Numa viagem ao Norte de África, foi surpreendido por um mundo de liberdade que, dada a sua educação, nunca antes imaginara, acabando por admitir a sua atração pelos corpos saudáveis de rapazes jovens.
Gide travou conhecimento com Oscar Wilde em Paris, em 1895. O autor de O Retrato de Dorian Gray julgou que lhe tinha revelado a sua homossexualidade, mas a avaliar pelos diários do escritor francês sabemos que nessa altura já tinha plena consciência da sua condição. O drama de Gide era, pois, a conciliação entre a sua rigorosa educação protestante com uma liberdade que sentia necessária para assumir a sua sexualidade.
Apesar de ser casado, Gide envolveu-se com um jovem e ambos fugiram para Inglaterra, o que lhe trouxe críticas tanto da França católica, como da França protestante. E se é certo que a sua obra é admirada e tem uma clara influência na formação de jovens escritores como Camus ou Sartre, sempre que Gide abordou a sua orientação sexual, a crítica com afinidades católicas e protestantes não lhe deu tréguas.

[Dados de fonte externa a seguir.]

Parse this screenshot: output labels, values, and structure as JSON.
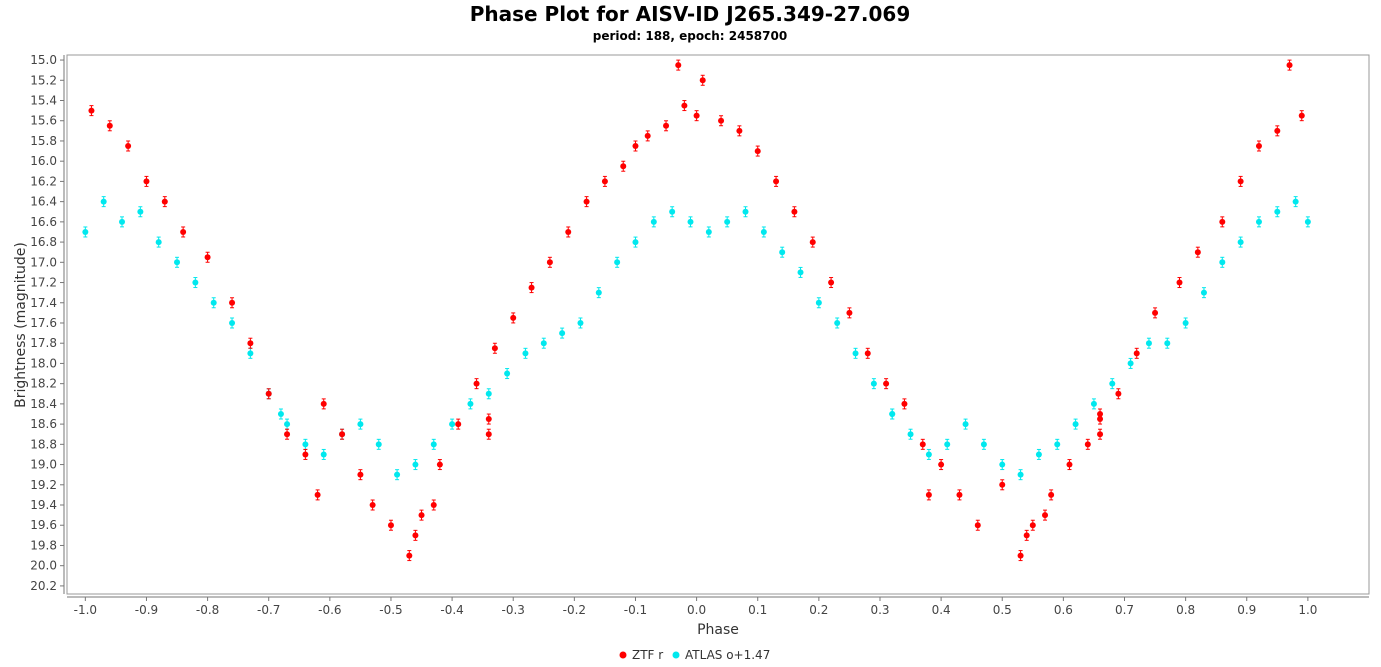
{
  "chart_data": {
    "type": "scatter",
    "title": "Phase Plot for AISV-ID J265.349-27.069",
    "subtitle": "period: 188, epoch: 2458700",
    "xlabel": "Phase",
    "ylabel": "Brightness (magnitude)",
    "xlim": [
      -1.03,
      1.1
    ],
    "ylim": [
      20.28,
      14.95
    ],
    "y_inverted": true,
    "x_ticks": [
      "-1.0",
      "-0.9",
      "-0.8",
      "-0.7",
      "-0.6",
      "-0.5",
      "-0.4",
      "-0.3",
      "-0.2",
      "-0.1",
      "0.0",
      "0.1",
      "0.2",
      "0.3",
      "0.4",
      "0.5",
      "0.6",
      "0.7",
      "0.8",
      "0.9",
      "1.0"
    ],
    "y_ticks": [
      "15.0",
      "15.2",
      "15.4",
      "15.6",
      "15.8",
      "16.0",
      "16.2",
      "16.4",
      "16.6",
      "16.8",
      "17.0",
      "17.2",
      "17.4",
      "17.6",
      "17.8",
      "18.0",
      "18.2",
      "18.4",
      "18.6",
      "18.8",
      "19.0",
      "19.2",
      "19.4",
      "19.6",
      "19.8",
      "20.0",
      "20.2"
    ],
    "grid": false,
    "legend_placement": "bottom-center",
    "series": [
      {
        "name": "ZTF r",
        "color": "#ff0000",
        "marker": "circle",
        "error_bars": true,
        "points": [
          [
            0.0,
            15.55
          ],
          [
            -0.03,
            15.05
          ],
          [
            -0.02,
            15.45
          ],
          [
            0.01,
            15.2
          ],
          [
            -0.05,
            15.65
          ],
          [
            -0.08,
            15.75
          ],
          [
            0.04,
            15.6
          ],
          [
            0.07,
            15.7
          ],
          [
            -0.1,
            15.85
          ],
          [
            0.1,
            15.9
          ],
          [
            -0.12,
            16.05
          ],
          [
            -0.15,
            16.2
          ],
          [
            -0.18,
            16.4
          ],
          [
            -0.21,
            16.7
          ],
          [
            -0.24,
            17.0
          ],
          [
            -0.27,
            17.25
          ],
          [
            -0.3,
            17.55
          ],
          [
            -0.33,
            17.85
          ],
          [
            -0.36,
            18.2
          ],
          [
            -0.39,
            18.6
          ],
          [
            -0.42,
            19.0
          ],
          [
            -0.45,
            19.5
          ],
          [
            -0.47,
            19.9
          ],
          [
            -0.5,
            19.6
          ],
          [
            -0.53,
            19.4
          ],
          [
            -0.55,
            19.1
          ],
          [
            -0.58,
            18.7
          ],
          [
            -0.61,
            18.4
          ],
          [
            -0.64,
            18.9
          ],
          [
            -0.67,
            18.7
          ],
          [
            -0.7,
            18.3
          ],
          [
            -0.73,
            17.8
          ],
          [
            -0.76,
            17.4
          ],
          [
            -0.8,
            16.95
          ],
          [
            -0.84,
            16.7
          ],
          [
            -0.87,
            16.4
          ],
          [
            -0.9,
            16.2
          ],
          [
            -0.93,
            15.85
          ],
          [
            -0.96,
            15.65
          ],
          [
            -0.99,
            15.5
          ],
          [
            0.13,
            16.2
          ],
          [
            0.16,
            16.5
          ],
          [
            0.19,
            16.8
          ],
          [
            0.22,
            17.2
          ],
          [
            0.25,
            17.5
          ],
          [
            0.28,
            17.9
          ],
          [
            0.31,
            18.2
          ],
          [
            0.34,
            18.4
          ],
          [
            0.37,
            18.8
          ],
          [
            0.4,
            19.0
          ],
          [
            0.43,
            19.3
          ],
          [
            0.46,
            19.6
          ],
          [
            0.5,
            19.2
          ],
          [
            0.53,
            19.9
          ],
          [
            0.55,
            19.6
          ],
          [
            0.58,
            19.3
          ],
          [
            0.61,
            19.0
          ],
          [
            0.64,
            18.8
          ],
          [
            0.66,
            18.5
          ],
          [
            0.69,
            18.3
          ],
          [
            0.72,
            17.9
          ],
          [
            0.75,
            17.5
          ],
          [
            0.79,
            17.2
          ],
          [
            0.82,
            16.9
          ],
          [
            0.86,
            16.6
          ],
          [
            0.89,
            16.2
          ],
          [
            0.92,
            15.85
          ],
          [
            0.95,
            15.7
          ],
          [
            0.97,
            15.05
          ],
          [
            0.99,
            15.55
          ],
          [
            -0.34,
            18.55
          ],
          [
            -0.34,
            18.7
          ],
          [
            0.66,
            18.55
          ],
          [
            0.66,
            18.7
          ],
          [
            -0.46,
            19.7
          ],
          [
            0.54,
            19.7
          ],
          [
            0.57,
            19.5
          ],
          [
            -0.43,
            19.4
          ],
          [
            -0.62,
            19.3
          ],
          [
            0.38,
            19.3
          ]
        ]
      },
      {
        "name": "ATLAS o+1.47",
        "color": "#00e8ee",
        "marker": "circle",
        "error_bars": true,
        "points": [
          [
            -1.0,
            16.7
          ],
          [
            -0.97,
            16.4
          ],
          [
            -0.94,
            16.6
          ],
          [
            -0.91,
            16.5
          ],
          [
            -0.88,
            16.8
          ],
          [
            -0.85,
            17.0
          ],
          [
            -0.82,
            17.2
          ],
          [
            -0.79,
            17.4
          ],
          [
            -0.76,
            17.6
          ],
          [
            -0.73,
            17.9
          ],
          [
            -0.7,
            18.3
          ],
          [
            -0.67,
            18.6
          ],
          [
            -0.64,
            18.8
          ],
          [
            -0.61,
            18.9
          ],
          [
            -0.58,
            18.7
          ],
          [
            -0.55,
            18.6
          ],
          [
            -0.52,
            18.8
          ],
          [
            -0.49,
            19.1
          ],
          [
            -0.46,
            19.0
          ],
          [
            -0.43,
            18.8
          ],
          [
            -0.4,
            18.6
          ],
          [
            -0.37,
            18.4
          ],
          [
            -0.34,
            18.3
          ],
          [
            -0.31,
            18.1
          ],
          [
            -0.28,
            17.9
          ],
          [
            -0.25,
            17.8
          ],
          [
            -0.22,
            17.7
          ],
          [
            -0.19,
            17.6
          ],
          [
            -0.16,
            17.3
          ],
          [
            -0.13,
            17.0
          ],
          [
            -0.1,
            16.8
          ],
          [
            -0.07,
            16.6
          ],
          [
            -0.04,
            16.5
          ],
          [
            -0.01,
            16.6
          ],
          [
            0.02,
            16.7
          ],
          [
            0.05,
            16.6
          ],
          [
            0.08,
            16.5
          ],
          [
            0.11,
            16.7
          ],
          [
            0.14,
            16.9
          ],
          [
            0.17,
            17.1
          ],
          [
            0.2,
            17.4
          ],
          [
            0.23,
            17.6
          ],
          [
            0.26,
            17.9
          ],
          [
            0.29,
            18.2
          ],
          [
            0.32,
            18.5
          ],
          [
            0.35,
            18.7
          ],
          [
            0.38,
            18.9
          ],
          [
            0.41,
            18.8
          ],
          [
            0.44,
            18.6
          ],
          [
            0.47,
            18.8
          ],
          [
            0.5,
            19.0
          ],
          [
            0.53,
            19.1
          ],
          [
            0.56,
            18.9
          ],
          [
            0.59,
            18.8
          ],
          [
            0.62,
            18.6
          ],
          [
            0.65,
            18.4
          ],
          [
            0.68,
            18.2
          ],
          [
            0.71,
            18.0
          ],
          [
            0.74,
            17.8
          ],
          [
            0.77,
            17.8
          ],
          [
            0.8,
            17.6
          ],
          [
            0.83,
            17.3
          ],
          [
            0.86,
            17.0
          ],
          [
            0.89,
            16.8
          ],
          [
            0.92,
            16.6
          ],
          [
            0.95,
            16.5
          ],
          [
            0.98,
            16.4
          ],
          [
            1.0,
            16.6
          ],
          [
            -0.68,
            18.5
          ],
          [
            0.32,
            18.5
          ]
        ]
      }
    ]
  },
  "legend": {
    "items": [
      {
        "label": "ZTF r",
        "color": "#ff0000"
      },
      {
        "label": "ATLAS o+1.47",
        "color": "#00e8ee"
      }
    ]
  }
}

Como tradutor, introduziu as obras de Joseph Conrad em França. A sua atividade de crítico e escritor foi contínua, mas acrescentou-lhe uma vertente de defesa dos Direitos Humanos da qual é pioneiro. Por um breve período foi simpatizante dos ideais comunistas, mas, convidado a visitar e a discursar na União Soviética, regressou desiludido com a censura dos seus discursos e o estado geral da cultura no país.
Em 1939 tornou-se o primeiro escritor vivo a ser incluído na famosa coleção Bibliothèque de La Pléiade. Em 1947, recebeu o Nobel de Literatura.
Morreu em 1951. Um ano depois, a Igreja Católica Romana colocou as suas obras no Index Prohibitorum.
A ficção de Gide e os seus escritos autobiográficos estão traduzidos em mais de 40 línguas e o autor é hoje reconhecido não apenas pelo seu génio literário, mas também como uma das primeiras personalidades a assumirem a sua homossexualidade, discutindo abertamente a sua posição com a moralidade vigente.